Livid Republicans vowed revenge.

But just as buzzards from the press began to circle the scene, in swooped the deux machina known as the Congressional Budget Office. The CBO released an economic forecast that prophesied slightly higher than expected economic growth over the next seven years. Its oracles said the federal government would haul in an extra $135 billion, mainly because of growth stimulated by lower interest rates.

The budget-office revisions gave Democrats and Republicans a chance to dash for cover. Both sides could negotiate a seven-year deal that gave the president some of his cherished social programs and preserved the GOP’s $245 billion tax cut.

Amazingly, neither party realized that the CBO report predicts slow death for all. It guesses that the economy would grow at a 2.3 percent annual clip between now and 2002. To put that in perspective, the economy expanded at a 2.2 percent yearly rate during the 1929-1940 span known as the Great Depression.

That sobering factoid helps explain the nation’s much-discussed economic “funk.” While the political classes amuse themselves by chatting about CBO statistical tricks, actual working people want assurances that they can get better jobs in the future.

But Republican leaders have fallen victim to Stockman-Darman disease. Rep. John Kasich and Sen. Pete Domenici, chairmen of the House and Senate budget committees, talk almost obsessively of eliminating federal deficits.
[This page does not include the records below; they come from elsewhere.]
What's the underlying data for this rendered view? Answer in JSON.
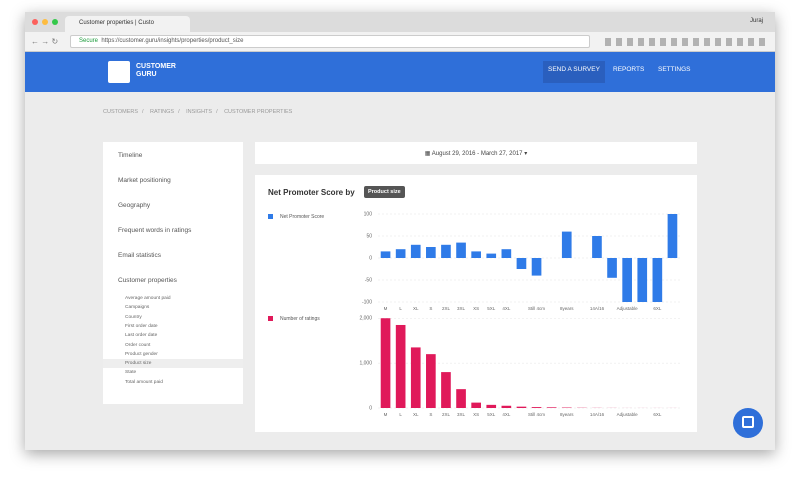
{
  "browser": {
    "tab_title": "Customer properties | Custo",
    "secure": "Secure",
    "url": "https://customer.guru/insights/properties/product_size",
    "user": "Juraj"
  },
  "header": {
    "logo": "CUSTOMER GURU",
    "nav": [
      "SEND A SURVEY",
      "REPORTS",
      "SETTINGS"
    ]
  },
  "breadcrumb": [
    "CUSTOMERS",
    "RATINGS",
    "INSIGHTS",
    "CUSTOMER PROPERTIES"
  ],
  "sidebar": {
    "items": [
      "Timeline",
      "Market positioning",
      "Geography",
      "Frequent words in ratings",
      "Email statistics",
      "Customer properties"
    ],
    "sub_items": [
      "Average amount paid",
      "Campaigns",
      "Country",
      "First order date",
      "Last order date",
      "Order count",
      "Product gender",
      "Product size",
      "State",
      "Total amount paid"
    ],
    "selected": 7
  },
  "date_range": "August 29, 2016 - March 27, 2017",
  "chart_title": "Net Promoter Score by",
  "chart_badge": "Product size",
  "chart_data": [
    {
      "type": "bar",
      "categories": [
        "M",
        "L",
        "XL",
        "S",
        "2XL",
        "3XL",
        "XS",
        "5XL",
        "4XL",
        null,
        "Still 4cm",
        null,
        "8years",
        null,
        "14A/16",
        null,
        "Adjustable",
        null,
        "6XL",
        null
      ],
      "series": [
        {
          "name": "Net Promoter Score",
          "color": "#2f7be8",
          "values": [
            15,
            20,
            30,
            25,
            30,
            35,
            15,
            10,
            20,
            -25,
            -40,
            0,
            60,
            0,
            50,
            -45,
            -100,
            -100,
            -100,
            100
          ]
        }
      ],
      "ylim": [
        -100,
        100
      ],
      "yticks": [
        -100,
        -50,
        0,
        50,
        100
      ],
      "grid": true
    },
    {
      "type": "bar",
      "categories": [
        "M",
        "L",
        "XL",
        "S",
        "2XL",
        "3XL",
        "XS",
        "5XL",
        "4XL",
        null,
        "Still 4cm",
        null,
        "8years",
        null,
        "14A/16",
        null,
        "Adjustable",
        null,
        "6XL",
        null
      ],
      "series": [
        {
          "name": "Number of ratings",
          "color": "#e0195a",
          "values": [
            2000,
            1850,
            1350,
            1200,
            800,
            420,
            120,
            70,
            50,
            30,
            20,
            15,
            10,
            5,
            3,
            2,
            1,
            1,
            1,
            1
          ]
        }
      ],
      "ylim": [
        0,
        2050
      ],
      "yticks": [
        0,
        {
          "value": 1000,
          "label": "1,000"
        },
        {
          "value": 2000,
          "label": "2,000"
        }
      ],
      "grid": true
    }
  ]
}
They, like Herbert Hoover, believe that “nothing is more important than balancing the budget … (which) is indispensable to the restoration of confidence and to the very start of economic recovery.” They laud themselves on their courage, and boldly predict that the markets will go bazooties the moment the president signs a balanced-budget bill - as did Hoover.
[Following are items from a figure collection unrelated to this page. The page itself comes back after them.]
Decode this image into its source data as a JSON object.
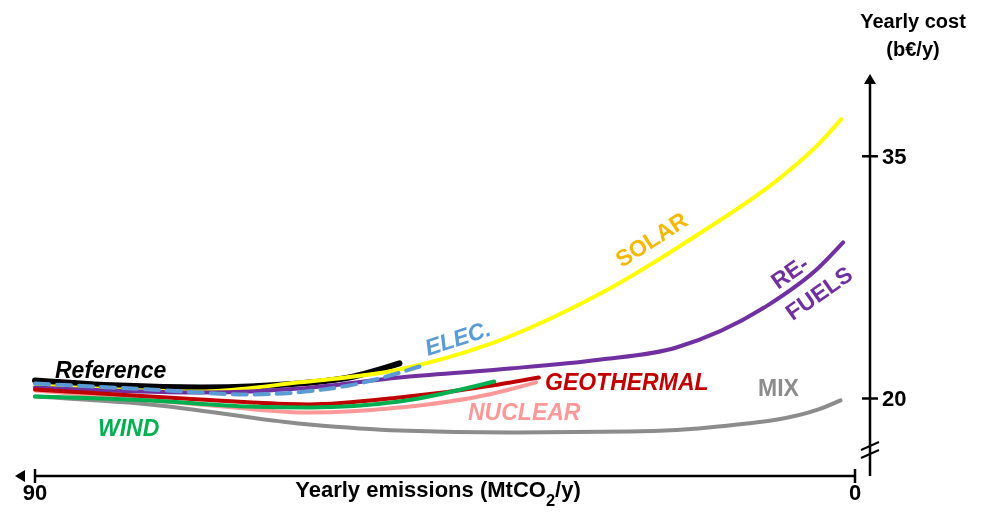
{
  "chart_data": {
    "type": "line",
    "xlabel": "Yearly emissions (MtCO$_{2}$/y)",
    "ylabel": "Yearly cost (b€/y)",
    "xlim": [
      90,
      0
    ],
    "xticks": [
      90,
      0
    ],
    "ylim": [
      15.2,
      39.6
    ],
    "yticks": [
      20,
      35
    ],
    "grid": false,
    "legend": false,
    "series": [
      {
        "name": "Reference",
        "color": "#000000",
        "x": [
          90,
          80.7,
          71.9,
          61,
          55.5,
          50
        ],
        "values": [
          21.12,
          20.8,
          20.68,
          20.93,
          21.3,
          22.17
        ]
      },
      {
        "name": "SOLAR",
        "color": "#ffff00",
        "x": [
          90,
          71.9,
          61,
          50,
          40.2,
          28.1,
          17.2,
          8.4,
          4,
          1.5
        ],
        "values": [
          20.8,
          20.43,
          21,
          21.8,
          23.35,
          26.45,
          30.17,
          33.58,
          35.75,
          37.3
        ]
      },
      {
        "name": "RE-FUELS",
        "color": "#7030a0",
        "x": [
          90,
          71.9,
          61,
          50,
          39.1,
          28.1,
          19.6,
          9.5,
          4,
          1.3
        ],
        "values": [
          20.68,
          20.37,
          20.62,
          21.3,
          21.8,
          22.4,
          23.16,
          25.8,
          28.1,
          29.67
        ]
      },
      {
        "name": "MIX",
        "color": "#8c8c8c",
        "x": [
          90,
          77.4,
          59.9,
          50,
          36.9,
          24.8,
          15,
          4,
          1.6
        ],
        "values": [
          20.12,
          19.63,
          18.39,
          18.02,
          17.9,
          17.95,
          18.26,
          19.32,
          19.88
        ]
      },
      {
        "name": "NUCLEAR",
        "color": "#ff9999",
        "x": [
          90,
          71.9,
          59.9,
          50,
          40.2,
          35
        ],
        "values": [
          20.5,
          19.63,
          19.13,
          19.44,
          20.25,
          21
        ]
      },
      {
        "name": "GEOTHERMAL",
        "color": "#c00000",
        "x": [
          90,
          71.9,
          59.9,
          50,
          39.1,
          34.7
        ],
        "values": [
          20.56,
          19.94,
          19.63,
          20.06,
          20.87,
          21.3
        ]
      },
      {
        "name": "WIND",
        "color": "#00b050",
        "x": [
          90,
          77.4,
          66.5,
          59.9,
          50,
          39.6
        ],
        "values": [
          20.12,
          19.88,
          19.5,
          19.44,
          19.81,
          21.05
        ]
      },
      {
        "name": "ELEC.",
        "color": "#5b9bd5",
        "line_style": "dashed",
        "x": [
          90,
          77.4,
          66.5,
          55.5,
          47.8
        ],
        "values": [
          20.93,
          20.56,
          20.25,
          20.81,
          21.98
        ]
      }
    ]
  }
}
One problem: There is no historical correlation between low deficits and high growth. The record shows that low taxes, not low deficits, send an economy soaring.

Here’s where the CBO re-enters the picture. Conservatives could give workers a 10-percent, across-the-board cut in federal income taxes today - no fuss, no muss. They could “pay” for the change by accepting the updated budget-office estimate, tossing out the proposed $500-per-child tax credit and adopting Sen. Daniel Patrick Moynihan’s recommendation of shaving a half percentage point from the consumer price index.
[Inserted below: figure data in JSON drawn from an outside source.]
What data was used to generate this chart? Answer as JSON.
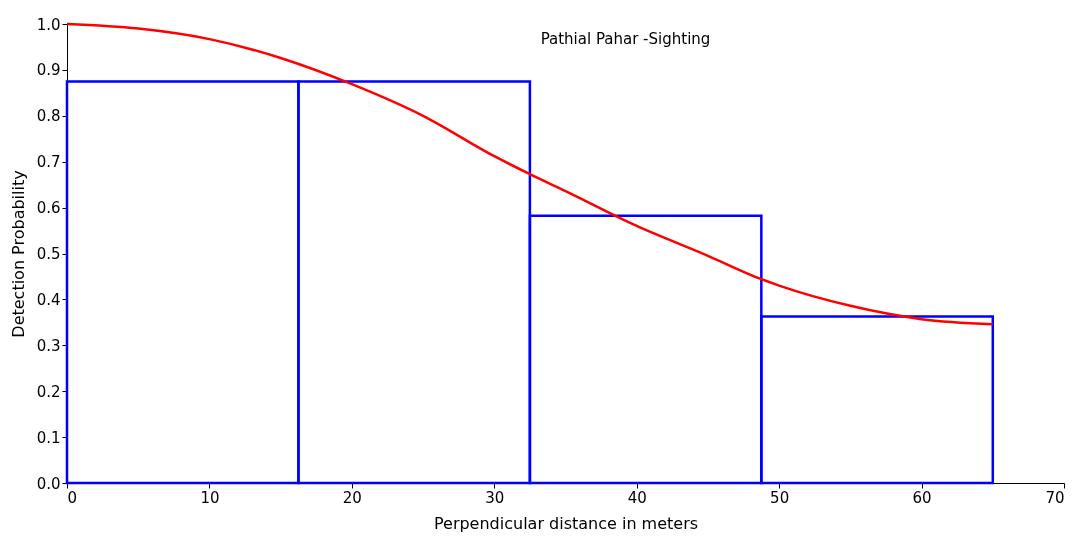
{
  "chart_data": {
    "type": "histogram",
    "title": "Pathial Pahar -Sighting",
    "xlabel": "Perpendicular distance in meters",
    "ylabel": "Detection Probability",
    "series": [
      {
        "bins": [
          0,
          16.25,
          32.5,
          48.75,
          65
        ],
        "values": [
          0.875,
          0.875,
          0.582,
          0.363
        ],
        "color": "#0000ff"
      },
      {
        "type": "line",
        "x": [
          0,
          5,
          10,
          15,
          20,
          25,
          30,
          32.5,
          35,
          40,
          45,
          48.75,
          50,
          55,
          60,
          65
        ],
        "values": [
          1.0,
          0.99,
          0.967,
          0.926,
          0.869,
          0.8,
          0.712,
          0.673,
          0.636,
          0.56,
          0.495,
          0.444,
          0.43,
          0.386,
          0.357,
          0.346
        ],
        "color": "#ff0000"
      }
    ],
    "xlim": [
      0,
      70
    ],
    "xticks": [
      0,
      10,
      20,
      30,
      40,
      50,
      60,
      70
    ],
    "ylim": [
      0,
      1
    ],
    "yticks": [
      {
        "value": 0,
        "label": "0.0"
      },
      0.1,
      0.2,
      0.3,
      0.4,
      0.5,
      0.6,
      0.7,
      0.8,
      0.9,
      {
        "value": 1,
        "label": "1.0"
      }
    ]
  }
}
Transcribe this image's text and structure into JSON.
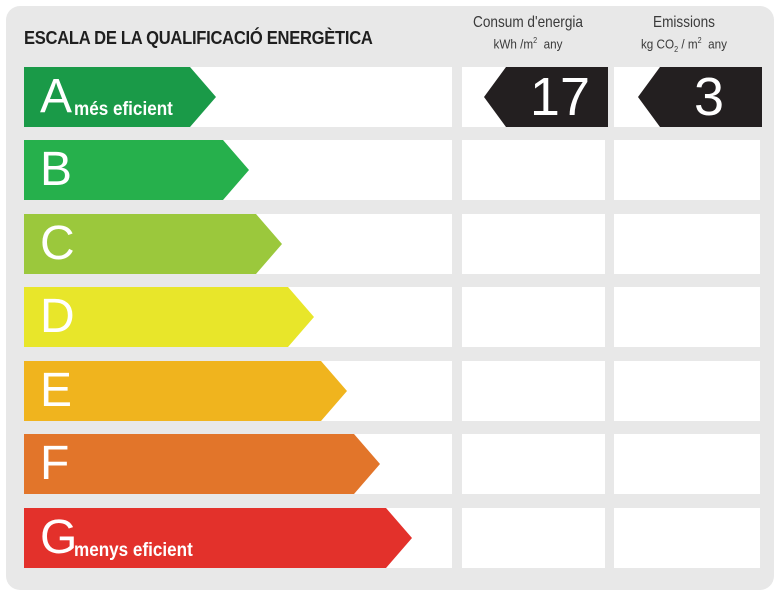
{
  "title": "ESCALA DE LA QUALIFICACIÓ ENERGÈTICA",
  "consum": {
    "heading": "Consum d'energia",
    "unit_pre": "kWh /m",
    "unit_sup": "2",
    "unit_post": "any",
    "value": "17"
  },
  "emissions": {
    "heading": "Emissions",
    "unit_pre": "kg CO",
    "unit_sub": "2",
    "unit_mid": "/ m",
    "unit_sup": "2",
    "unit_post": "any",
    "value": "3"
  },
  "rating_letter": "A",
  "classes": [
    {
      "letter": "A",
      "label": "més eficient",
      "color": "#1a9a48"
    },
    {
      "letter": "B",
      "label": "",
      "color": "#26b04c"
    },
    {
      "letter": "C",
      "label": "",
      "color": "#9bc83c"
    },
    {
      "letter": "D",
      "label": "",
      "color": "#e8e62a"
    },
    {
      "letter": "E",
      "label": "",
      "color": "#f0b41e"
    },
    {
      "letter": "F",
      "label": "",
      "color": "#e2752a"
    },
    {
      "letter": "G",
      "label": "menys eficient",
      "color": "#e3312b"
    }
  ],
  "colors": {
    "panel": "#e8e8e8",
    "indicator": "#231f20"
  }
}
If you doubt that American voters would accept the deal consider this: Steve Forbes ranks second among Republican presidential contenders in the early primary states of Iowa, New Hampshire and Arizona. His campaign centers on one idea - a 17-percent federal income tax, applied to all earnings above $36,000 for a family of four.

His stump speech talks about hope and opportunity and bears a subliminal message: “I trust you, and I know you can do better things with your money than Uncle Sam.” In practical terms, he’d take virtually all senior citizens and working poor off the tax rolls and impose some real fiscal discipline on Congress.

Last week’s report by the CBO seems to have disarmed Republicans rather than inspired them. Despite the occasional shouting match between administration and GOP negotiators, there’s plenty of deal-cutting talk in the air.

Yet if the president pulls another fast one on the GOP, conservatives should understand that they have a trump card - a 10-percent tax cut for everybody, effective Jan. 1.

Politics is the art of drawing distinctions, not of blurring them. And what could be more tempting (for conservatives) than the idea of forcing Bill Clinton to oppose tax cuts when Washington’s official economic seers predict the seven most sluggish years since the Great Depression?